Mau has selected projects that demonstrate how designers can use their talents to better the people’s lives, showcasing “how design is solving the world’s greatest problems”.
“Design creates more meaning and opportunities as our world becomes increasingly driven by purpose and sustainable human development,” said Mau. “Design is a leadership methodology that is solving the challenges we’re facing today, to create a better tomorrow.”
“The way we think to solve problems and create value is through design, as it gives us the ability to envision the future and systematically work to realise that vision,” he added.

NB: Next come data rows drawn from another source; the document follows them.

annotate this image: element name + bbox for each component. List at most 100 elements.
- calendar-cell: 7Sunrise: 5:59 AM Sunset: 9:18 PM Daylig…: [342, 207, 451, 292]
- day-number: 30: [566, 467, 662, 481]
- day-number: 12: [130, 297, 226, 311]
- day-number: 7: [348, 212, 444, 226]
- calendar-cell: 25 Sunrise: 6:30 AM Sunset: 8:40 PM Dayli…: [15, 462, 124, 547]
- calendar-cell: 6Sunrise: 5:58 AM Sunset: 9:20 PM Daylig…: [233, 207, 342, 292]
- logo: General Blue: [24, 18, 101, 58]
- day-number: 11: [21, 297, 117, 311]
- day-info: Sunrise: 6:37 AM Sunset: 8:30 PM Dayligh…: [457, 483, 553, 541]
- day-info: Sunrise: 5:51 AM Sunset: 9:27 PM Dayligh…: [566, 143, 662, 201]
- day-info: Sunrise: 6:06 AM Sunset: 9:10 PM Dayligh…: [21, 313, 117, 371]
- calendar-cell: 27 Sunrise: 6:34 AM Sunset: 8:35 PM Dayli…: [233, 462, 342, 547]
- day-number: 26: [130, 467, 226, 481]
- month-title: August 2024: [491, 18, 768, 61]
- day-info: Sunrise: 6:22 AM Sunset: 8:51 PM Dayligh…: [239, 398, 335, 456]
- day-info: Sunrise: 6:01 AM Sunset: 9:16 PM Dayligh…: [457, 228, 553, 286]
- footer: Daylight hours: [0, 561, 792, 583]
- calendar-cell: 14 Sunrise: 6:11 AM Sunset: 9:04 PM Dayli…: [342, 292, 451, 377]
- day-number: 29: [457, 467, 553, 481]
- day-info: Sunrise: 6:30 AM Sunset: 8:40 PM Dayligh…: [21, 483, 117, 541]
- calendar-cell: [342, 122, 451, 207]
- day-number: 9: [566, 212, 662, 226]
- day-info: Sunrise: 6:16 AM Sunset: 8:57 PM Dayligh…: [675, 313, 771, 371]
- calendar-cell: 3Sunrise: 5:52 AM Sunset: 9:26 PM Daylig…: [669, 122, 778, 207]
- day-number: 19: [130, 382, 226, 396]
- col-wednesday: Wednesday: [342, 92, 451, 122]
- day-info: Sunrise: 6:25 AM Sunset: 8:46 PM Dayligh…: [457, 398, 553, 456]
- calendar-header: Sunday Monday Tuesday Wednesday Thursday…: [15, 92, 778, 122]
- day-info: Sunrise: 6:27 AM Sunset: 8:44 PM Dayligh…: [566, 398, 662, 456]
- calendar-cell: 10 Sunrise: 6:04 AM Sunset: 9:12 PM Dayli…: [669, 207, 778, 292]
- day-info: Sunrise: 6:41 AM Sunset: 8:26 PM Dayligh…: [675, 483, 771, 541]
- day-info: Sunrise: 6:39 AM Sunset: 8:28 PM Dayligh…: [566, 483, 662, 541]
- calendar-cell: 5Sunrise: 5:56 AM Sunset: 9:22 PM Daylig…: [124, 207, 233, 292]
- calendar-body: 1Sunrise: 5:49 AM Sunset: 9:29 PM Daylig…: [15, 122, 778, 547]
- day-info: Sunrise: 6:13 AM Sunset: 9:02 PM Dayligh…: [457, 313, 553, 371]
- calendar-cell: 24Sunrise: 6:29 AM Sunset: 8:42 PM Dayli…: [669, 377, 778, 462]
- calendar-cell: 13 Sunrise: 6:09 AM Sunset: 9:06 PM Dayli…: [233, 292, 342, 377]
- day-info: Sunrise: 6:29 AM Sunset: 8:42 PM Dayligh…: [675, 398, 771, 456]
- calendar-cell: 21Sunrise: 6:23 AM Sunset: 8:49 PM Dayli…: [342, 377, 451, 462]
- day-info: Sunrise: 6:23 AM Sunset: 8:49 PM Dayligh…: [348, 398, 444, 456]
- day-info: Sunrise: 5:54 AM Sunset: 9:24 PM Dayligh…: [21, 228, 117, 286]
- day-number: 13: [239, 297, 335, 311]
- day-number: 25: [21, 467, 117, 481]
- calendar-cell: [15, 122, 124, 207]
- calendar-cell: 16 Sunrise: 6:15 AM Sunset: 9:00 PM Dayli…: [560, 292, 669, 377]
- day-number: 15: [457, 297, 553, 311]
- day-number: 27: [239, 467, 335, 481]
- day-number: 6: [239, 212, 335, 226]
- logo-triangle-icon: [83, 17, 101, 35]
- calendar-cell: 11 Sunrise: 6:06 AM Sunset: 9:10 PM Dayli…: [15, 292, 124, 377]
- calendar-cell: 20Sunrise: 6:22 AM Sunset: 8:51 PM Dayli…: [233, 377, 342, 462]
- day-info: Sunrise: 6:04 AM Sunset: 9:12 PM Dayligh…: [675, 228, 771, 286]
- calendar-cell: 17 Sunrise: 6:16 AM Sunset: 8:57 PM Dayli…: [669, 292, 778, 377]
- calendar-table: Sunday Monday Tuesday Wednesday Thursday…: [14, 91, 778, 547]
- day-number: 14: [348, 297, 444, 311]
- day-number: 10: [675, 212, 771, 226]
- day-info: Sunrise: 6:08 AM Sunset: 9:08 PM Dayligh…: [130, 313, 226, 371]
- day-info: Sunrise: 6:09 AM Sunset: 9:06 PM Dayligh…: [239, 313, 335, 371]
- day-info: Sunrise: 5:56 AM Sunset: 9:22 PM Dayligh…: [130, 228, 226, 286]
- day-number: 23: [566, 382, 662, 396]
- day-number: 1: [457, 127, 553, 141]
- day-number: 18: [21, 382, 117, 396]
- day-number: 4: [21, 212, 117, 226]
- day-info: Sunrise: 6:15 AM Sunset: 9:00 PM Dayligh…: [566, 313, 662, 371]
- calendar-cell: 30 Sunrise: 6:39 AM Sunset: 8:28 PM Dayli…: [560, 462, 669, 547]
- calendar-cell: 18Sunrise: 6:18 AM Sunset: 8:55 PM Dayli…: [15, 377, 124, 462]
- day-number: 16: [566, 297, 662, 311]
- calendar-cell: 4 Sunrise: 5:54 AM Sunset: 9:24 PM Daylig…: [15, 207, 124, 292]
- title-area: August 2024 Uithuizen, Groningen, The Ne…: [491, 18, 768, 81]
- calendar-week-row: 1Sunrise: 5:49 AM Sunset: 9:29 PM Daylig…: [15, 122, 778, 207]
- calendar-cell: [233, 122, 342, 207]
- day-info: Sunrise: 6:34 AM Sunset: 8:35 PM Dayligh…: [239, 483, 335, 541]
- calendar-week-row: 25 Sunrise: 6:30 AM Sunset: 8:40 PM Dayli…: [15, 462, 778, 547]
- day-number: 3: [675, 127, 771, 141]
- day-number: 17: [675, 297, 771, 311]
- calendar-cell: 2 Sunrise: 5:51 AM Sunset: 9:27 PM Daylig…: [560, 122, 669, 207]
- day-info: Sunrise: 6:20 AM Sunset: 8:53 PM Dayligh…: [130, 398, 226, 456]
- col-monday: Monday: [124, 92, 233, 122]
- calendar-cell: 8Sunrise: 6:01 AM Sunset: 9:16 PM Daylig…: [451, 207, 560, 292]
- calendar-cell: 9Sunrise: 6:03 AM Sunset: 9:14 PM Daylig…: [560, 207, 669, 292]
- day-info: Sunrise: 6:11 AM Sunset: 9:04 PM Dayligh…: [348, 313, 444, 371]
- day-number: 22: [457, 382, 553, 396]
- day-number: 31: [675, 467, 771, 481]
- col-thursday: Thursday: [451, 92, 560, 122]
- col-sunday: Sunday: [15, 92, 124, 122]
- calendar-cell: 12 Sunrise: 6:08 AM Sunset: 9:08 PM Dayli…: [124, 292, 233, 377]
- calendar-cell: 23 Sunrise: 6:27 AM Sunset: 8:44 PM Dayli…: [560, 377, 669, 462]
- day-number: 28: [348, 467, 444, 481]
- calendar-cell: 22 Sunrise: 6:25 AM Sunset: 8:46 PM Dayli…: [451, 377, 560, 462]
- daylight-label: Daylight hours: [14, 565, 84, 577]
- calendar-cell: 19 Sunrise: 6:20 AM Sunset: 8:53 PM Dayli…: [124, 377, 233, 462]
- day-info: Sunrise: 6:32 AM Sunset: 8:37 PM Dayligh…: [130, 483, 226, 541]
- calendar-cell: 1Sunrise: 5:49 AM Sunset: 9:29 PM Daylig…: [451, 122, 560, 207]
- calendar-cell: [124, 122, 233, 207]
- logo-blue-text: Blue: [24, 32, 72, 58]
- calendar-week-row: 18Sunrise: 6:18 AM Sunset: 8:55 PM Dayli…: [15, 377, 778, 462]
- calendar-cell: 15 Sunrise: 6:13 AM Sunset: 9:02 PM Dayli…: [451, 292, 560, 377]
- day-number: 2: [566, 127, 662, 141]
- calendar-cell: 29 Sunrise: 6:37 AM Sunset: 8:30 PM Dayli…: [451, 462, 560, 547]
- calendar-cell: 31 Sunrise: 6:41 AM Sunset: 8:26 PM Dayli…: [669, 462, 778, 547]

Examples on show include 16-year-old Achilleas Souras’ SOS Save Our Souls project, which involved creating temporary shelters for refugees from discarded life jackets. Collected from the shores of Lesbos, the Greek island that has become a regular landing place for refugees entering Europe, the floatation devices are used to build igloo-like waterproof structures.
Dutch designer Daan Roosegaarde is presenting a prototype of his Smog Free Tower, which sucks pollution out of the air and compresses the particles. Launched in Rotterdam and exhibited in Beijing last year, the seven-metre-tall metal tower is described as the largest air purifier in the world.
A community centre built to offer training for women in Rwanda by New York-based Sharon Davis Design forms part of the show, along with details about the economic redevelopment of the remote Fogo Island community by Canadian entrepreneur Zita Cobb.
These innovative projects contrast photographer Paolo Pellegrin‘s images of global conflicts, which are hung around the space.
Prosperity for All is the overriding theme for this year’s EDIT, which is curated to address the points covered in the United Nations Development Program’s 17 Goals for Sustainable Development.
The projects form an installation created by production company Freeman, for which Mau serves as chief design officer. Models and prototypes of the projects are displayed in front of large boards, some of which feature screens for showing video content.
The exhibit is built using only materials that can be reused or recycled, as the display is planned to travel internationally.
EDIT runs 28 September to 7 October 2017, and also involves talks and panels discussions themed around how design can change the world.